### Informal normalization guidelines

In order to have a good relational database schema, all relations in the schema should be normalized. Relational schemas that were generated from an (E)ER schema will automatically have this propety, if the translation rules were applied correctly. On the contrary, if the relational schema was not derived from an (E)ER schema, a formal normalization mechanism can be applied to transform the relational schema to a normalized form.

**Advantages :**

- At the
**logical level**, the users can clearly understand the meaning of the data and formulate correct queries. - At
**the implementation level**, storage space is used efficiently and the risk of inconsistent updates is reduced.

Important to design the relational scheme in such a way that it is easy to explain its meaning. Next, attribute types from multiple entity types should not be combined in a single relation. It should also be make sure to mitigate the risk of insertion, delete and update anomalies when designing the relational scheme. Finally, excessive amounts of NULL values in a relationship should be avoided.

**Functional dependency X -> Y**, between two sets of attribute types X and Y implies that a value of X uniquely determines a value of Y. if X -> Y in R, this does not say whether or not Y->X in R.

__Examples__

Ø SSN → Employee NAME (Note: not necessarily other way around!). Employee name is functionally dependent from SSN. In other words, the SSN uniquely determines the employee name. The other way round isn’t necessarily true since multiple employees can share the same name.

Ø PNUMBER → {PNAME, PLOCATION}. Project number uniquely determines a project name and project location. Therefore, PNAME and PLOCATION are functional dependent from PNUMBER.

Ø {SSN, PNUMBER} → HOURS

If X is a candidate key or F, this implies that X -> Y for any subset of attribute types Y or R.

**Prime attribute type **is an attribute type that is part of a candidate key.

**Normalization **of a relational scheme is a process of analyzing the given relation schemas based on their functional dependencies and candidate keys to **minimize redundancy **and **insert**, **deletion **and **anomalies**.

Unsatisfactory relation schemas that do not meet the normal form tests are decomposed into smaller relation schemas.

**1.**** ** **First normal form(1NF)**

The first normal form states that every attribute type of a relation must be **atomic **and **single valued**. This means there cannot be any composite or multivalued attribute types. In case of a multivalued attribute type, remove it and put it in a separate relation, along with the primary key of the original relation as a foreign key. The **primary ****key **of the new relation is than the **combination **of the **attribute ****type and the primary key **of the original relation. Composite attribute types need to be decomposed in their parts.

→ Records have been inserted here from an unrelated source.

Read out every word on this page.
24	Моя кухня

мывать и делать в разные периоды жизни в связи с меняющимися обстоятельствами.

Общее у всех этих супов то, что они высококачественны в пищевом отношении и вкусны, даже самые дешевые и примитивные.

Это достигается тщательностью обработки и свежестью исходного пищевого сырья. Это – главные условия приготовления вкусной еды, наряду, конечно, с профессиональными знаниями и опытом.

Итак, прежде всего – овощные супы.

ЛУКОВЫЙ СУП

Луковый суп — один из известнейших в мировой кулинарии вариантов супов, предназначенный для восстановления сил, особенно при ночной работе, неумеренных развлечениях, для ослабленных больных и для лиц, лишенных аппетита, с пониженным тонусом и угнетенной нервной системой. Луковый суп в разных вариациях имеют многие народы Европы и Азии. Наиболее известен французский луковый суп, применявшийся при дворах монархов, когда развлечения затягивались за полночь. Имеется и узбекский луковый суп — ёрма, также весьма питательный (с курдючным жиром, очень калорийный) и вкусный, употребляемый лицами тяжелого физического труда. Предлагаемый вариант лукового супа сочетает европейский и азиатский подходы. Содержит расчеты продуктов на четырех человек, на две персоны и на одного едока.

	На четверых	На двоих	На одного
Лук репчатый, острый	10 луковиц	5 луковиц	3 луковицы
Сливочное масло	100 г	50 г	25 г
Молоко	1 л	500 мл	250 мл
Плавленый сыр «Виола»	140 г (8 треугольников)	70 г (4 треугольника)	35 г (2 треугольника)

__Ex__: The relation is not in first normal form since DLOCATION is a multivalued attribute type. Therefore, we should remove DLOCATION from the relation DEPARTMENT and put it together with DNUMBER as a foreign key. The primary key is then the combination of both: DNUMBER and DLOCATION._{ }

_{ }

** Assumptions**:

A department can have multiple locations! Multiple departments are possible at a given location!

**2.** **Second normal form (2NF)**

· A functional dependency X → Y is a ** full functional dependency **if removal of any attribute type A from X means that the dependency does not hold anymore.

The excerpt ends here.